Here at APCA, one of our jobs is to ensure that the community is well informed about payments systems and their future evolution. We were therefore very interested in recent industry media commentary on the evolution of new payment technologies and, in particular, the progress of Apple Pay in Australia.
Australian payment institutions have been criticised by some in the local media for not getting together to make Apple Pay happen. I am not privy to any commercial discussions (of course), but that is a little surprising. There just might be legitimate pro-competitive reasons for that not happening – they are competitors and given Apple’s market weight, they will doubtless have a significant effect on competitive dynamics. This bears careful thought.
Apple Pay is doubtless a nifty system. That said, the downside of Apple’s commitment to a seamless, elegant customer experience is that it can be difficult in practice for anyone else to put competing payments technologies on an iPhone.
Despite the hype surrounding Apple Pay (much if it from the US media), Australian banking organisations are already at the leading edge of consumer payment technologies globally through EMV adoption, widespread contactless use, host card emulation, other mobile implementations of payments services and new home-grown point of sale payment technologies. The competition is fierce and the customer experience is already streets ahead of the US and the UK. For our systemic health, Apple Pay should be one of many options, not the only icon on the screen.
I think the real problem is that many commentators in the media don’t distinguish between underlying network infrastructure – which has to be worked on collaboratively to improve it – and innovative new products and services. These should be subject to healthy competition, and succeed or fail based on customer preference.

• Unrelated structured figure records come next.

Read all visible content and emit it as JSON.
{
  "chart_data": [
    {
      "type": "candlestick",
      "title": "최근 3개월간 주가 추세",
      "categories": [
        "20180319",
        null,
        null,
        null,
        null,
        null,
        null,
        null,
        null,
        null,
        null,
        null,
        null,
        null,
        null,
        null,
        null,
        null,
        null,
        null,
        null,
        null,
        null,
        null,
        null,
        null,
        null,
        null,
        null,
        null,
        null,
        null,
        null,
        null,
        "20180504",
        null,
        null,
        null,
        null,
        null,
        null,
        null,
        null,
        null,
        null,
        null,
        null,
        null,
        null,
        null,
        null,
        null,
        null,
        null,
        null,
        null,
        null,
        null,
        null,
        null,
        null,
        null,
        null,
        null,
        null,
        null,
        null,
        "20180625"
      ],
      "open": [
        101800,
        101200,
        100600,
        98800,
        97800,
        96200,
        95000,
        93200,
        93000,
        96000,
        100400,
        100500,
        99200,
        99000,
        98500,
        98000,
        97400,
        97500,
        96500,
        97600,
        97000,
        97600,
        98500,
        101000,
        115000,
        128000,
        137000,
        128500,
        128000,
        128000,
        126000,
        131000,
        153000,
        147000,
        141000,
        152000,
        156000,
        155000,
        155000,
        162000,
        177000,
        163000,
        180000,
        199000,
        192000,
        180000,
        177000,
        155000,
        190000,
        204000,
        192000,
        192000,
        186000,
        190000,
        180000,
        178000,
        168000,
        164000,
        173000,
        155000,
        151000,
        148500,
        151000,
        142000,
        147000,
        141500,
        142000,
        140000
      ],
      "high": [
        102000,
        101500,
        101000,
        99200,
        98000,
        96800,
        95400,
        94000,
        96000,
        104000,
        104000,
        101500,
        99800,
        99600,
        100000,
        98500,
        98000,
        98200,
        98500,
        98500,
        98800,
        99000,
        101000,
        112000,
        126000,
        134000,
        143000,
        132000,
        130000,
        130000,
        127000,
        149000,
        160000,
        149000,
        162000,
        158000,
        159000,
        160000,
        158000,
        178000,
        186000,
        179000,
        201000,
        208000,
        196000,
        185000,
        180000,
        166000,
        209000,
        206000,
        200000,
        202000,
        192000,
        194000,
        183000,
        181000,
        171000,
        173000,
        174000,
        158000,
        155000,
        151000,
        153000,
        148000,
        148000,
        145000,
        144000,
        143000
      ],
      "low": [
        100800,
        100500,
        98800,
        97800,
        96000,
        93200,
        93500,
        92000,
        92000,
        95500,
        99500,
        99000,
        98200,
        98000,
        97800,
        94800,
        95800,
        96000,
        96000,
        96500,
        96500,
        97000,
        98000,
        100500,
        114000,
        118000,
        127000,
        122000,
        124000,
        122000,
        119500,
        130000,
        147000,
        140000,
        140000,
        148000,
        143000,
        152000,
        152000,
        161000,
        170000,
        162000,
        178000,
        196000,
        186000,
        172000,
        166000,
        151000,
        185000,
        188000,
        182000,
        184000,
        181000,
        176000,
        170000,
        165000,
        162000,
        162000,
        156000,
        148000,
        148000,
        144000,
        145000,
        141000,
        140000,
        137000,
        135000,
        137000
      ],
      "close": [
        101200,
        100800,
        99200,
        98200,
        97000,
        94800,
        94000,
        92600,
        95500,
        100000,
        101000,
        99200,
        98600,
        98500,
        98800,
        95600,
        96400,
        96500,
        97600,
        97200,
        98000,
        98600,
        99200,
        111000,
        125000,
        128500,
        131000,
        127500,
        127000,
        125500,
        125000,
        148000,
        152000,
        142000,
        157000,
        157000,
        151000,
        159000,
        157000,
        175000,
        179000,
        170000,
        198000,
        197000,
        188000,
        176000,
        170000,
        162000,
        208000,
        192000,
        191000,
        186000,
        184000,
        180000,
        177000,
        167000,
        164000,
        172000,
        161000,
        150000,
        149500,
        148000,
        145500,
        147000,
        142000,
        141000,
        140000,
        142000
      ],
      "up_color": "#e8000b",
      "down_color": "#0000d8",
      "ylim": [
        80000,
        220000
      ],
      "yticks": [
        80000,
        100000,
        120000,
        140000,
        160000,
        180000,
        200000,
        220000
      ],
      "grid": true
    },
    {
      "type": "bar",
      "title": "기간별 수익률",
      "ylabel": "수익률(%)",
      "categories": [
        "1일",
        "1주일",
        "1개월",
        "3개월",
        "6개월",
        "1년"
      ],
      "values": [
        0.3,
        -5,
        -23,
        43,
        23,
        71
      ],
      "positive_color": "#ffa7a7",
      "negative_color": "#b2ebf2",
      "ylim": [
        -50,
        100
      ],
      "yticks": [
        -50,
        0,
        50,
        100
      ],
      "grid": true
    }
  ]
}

The industry is currently engaged on the most comprehensive collaborative rebuild of the underlying payments infrastructure – the poles and wires – that we have seen for many years. For example:
- EMV (chip) conversion of Australian cards is well advanced;
- Our contactless rollout and usage is the most developed in the world;
- Conversion of the direct entry system from next day settlement to five additional same-day settlements, speeding up Australian routine payments – keeping it amongst the most efficient ACH systems in the world; and
- The development of the New Payments Platform (NPP) by 2017 – a genuinely world-leading basic infrastructure designed to support the next generation of payment services.
In contrast to Apple Pay and other proprietary payment technologies, every one of these developments will lift the entire market, and allow new competition and better services right across it. They may not be glamorous or heavily branded, but good plumbing never is. It just does the job, and makes for a better long-term economy.
Other industry collaborations are focussing on the long-term evolution of the overall payments system. The Australian Payments Council is mid-way through developing a 10-year plan for Australian payments. It wants to harvest the best ideas both to improve the underlying infrastructure and to encourage market-driven new products and services. The consultation period has formally closed, but ears are still open.
Our industry conscience, the Reserve Bank of Australia, sits at a number of key tables – such as the Payments Council and NPP Australia Limited – to make sure we stay focussed on the right stuff.
It’s definitely a personal prediction, but I think we will see an explosion of new competitively developed payment services and products riding on the rails being built now. Indeed, what makes the NPP ground-breaking is that it is the first payments infrastructure in the world designed from the ground up to facilitate new competing overlay services on top of fast, data-rich rails.
I am confident we will see Apple Pay here before long, but hopefully as one of many competing offerings in a rapidly evolving market.